Our current president, Barack Obama, was originally involved in transcending our for-profit system into a single payer. In 2003, while speaking to the Illinois AFL-CIO, Obama stated “I happen to be a proponent of a single payer universal health care program. I see no reason why the United States of America, the wealthiest country in the history of the world, spending 14 percent of its Gross National Product on health care cannot provide basic health insurance to everybody. And that’s what Jim is talking about when he says everybody in, nobody out. A single payer health care plan, a universal health care plan. And that’s what I’d like to examine. But as all of you know, we may not get there immediately. Because first we have to take back the White House, we have to take befriend the Senate, and we have to take back the House.” Well, the Democrats have taken back the White House, but Barack’s position has been modified.
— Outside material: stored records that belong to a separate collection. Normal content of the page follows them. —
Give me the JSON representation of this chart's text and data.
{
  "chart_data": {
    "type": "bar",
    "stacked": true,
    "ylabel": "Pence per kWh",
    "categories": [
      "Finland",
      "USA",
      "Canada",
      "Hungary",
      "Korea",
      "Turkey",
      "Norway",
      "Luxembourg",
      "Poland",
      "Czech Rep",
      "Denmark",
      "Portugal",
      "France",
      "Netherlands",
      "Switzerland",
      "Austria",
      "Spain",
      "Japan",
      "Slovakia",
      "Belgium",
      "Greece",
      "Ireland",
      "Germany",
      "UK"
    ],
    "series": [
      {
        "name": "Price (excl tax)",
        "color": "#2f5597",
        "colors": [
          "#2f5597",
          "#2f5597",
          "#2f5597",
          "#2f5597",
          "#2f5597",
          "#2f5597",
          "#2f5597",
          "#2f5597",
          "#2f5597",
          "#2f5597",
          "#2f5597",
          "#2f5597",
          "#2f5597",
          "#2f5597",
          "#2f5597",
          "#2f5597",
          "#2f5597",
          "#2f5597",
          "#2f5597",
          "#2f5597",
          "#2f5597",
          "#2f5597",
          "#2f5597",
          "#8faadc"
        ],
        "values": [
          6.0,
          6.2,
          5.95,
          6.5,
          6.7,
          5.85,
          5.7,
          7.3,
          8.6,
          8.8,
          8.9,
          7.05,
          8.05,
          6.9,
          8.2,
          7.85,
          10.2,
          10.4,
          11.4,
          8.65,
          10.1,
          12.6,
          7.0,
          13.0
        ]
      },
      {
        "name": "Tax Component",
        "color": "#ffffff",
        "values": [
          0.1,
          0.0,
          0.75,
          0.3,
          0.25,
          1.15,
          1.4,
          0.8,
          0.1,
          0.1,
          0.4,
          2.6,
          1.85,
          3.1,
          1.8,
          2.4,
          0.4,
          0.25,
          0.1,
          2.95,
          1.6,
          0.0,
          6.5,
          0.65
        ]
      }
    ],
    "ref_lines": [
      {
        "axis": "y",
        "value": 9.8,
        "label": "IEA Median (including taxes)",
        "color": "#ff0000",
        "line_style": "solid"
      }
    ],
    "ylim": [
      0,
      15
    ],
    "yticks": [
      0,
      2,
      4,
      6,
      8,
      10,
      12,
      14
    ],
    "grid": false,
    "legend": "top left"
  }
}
Since the debate over health care reform has begun (once again), the issue of ‘why not single payer? ‘ has come up, and Obama’s space has been to lay out his belief in a single payer health care system from the foundation of a nation. If we “were just starting from scratch,” single payer would be the right idea. The end result is a president, who once believed and stood for a single payer system, now laboring under the delusion that the single payer system would be “too disruptive.” He has elaborated on the concept by stating, “A lot of people who currently have employer based health care would earn themselves dropped and they would have to go into an entirely modern system that has not been set up yet. I would be concerned about the potential disruptiveness of that kind of transition.” One would think, logically, that a real misfortune would be the amount of jobs that would be lost by putting companies like Aetna, UnitedHealth, and other insurance giants out of business. Personally, I’m all for it. I do not see the pragmatism in keeping useless, self-serving industries alive while thousands die every year, and millions suffer, day after day, without adequate health care.

Real reform demands radicalism, otherwhise, the proponents of repression are given more than enough time to shift gears and near out on top. Furthermore, “radicalism” does not necessarily translate to “irresponsibility.” Responsibly, the removal of for-profit companies from our hair would be a packaged deal with robust unemployment compensation for all workers, job-training, and of course, single payer health care. How is this “disruptive,” when we have an insurance industry that is the direct cause of some 20,000 deaths a year, 50% of all bankruptcies, and is costing us billions more than comprehensive health care needs to? People are scrambling to fabricate ends meet as insurance premiums continue to increase. Bureacracy is rampant in our current system because of the decisions surrounding whose claim is covered and whose is rejected, and we’re afraid to cover everyone through one provider (the federal government, in other words, us), because of fear mongering that leads us to believe that the only alternative is a socialized alternative that precludes patient choice. The debate, or pseudo-debate, is what’s really disruptive. It is disruptive of progress.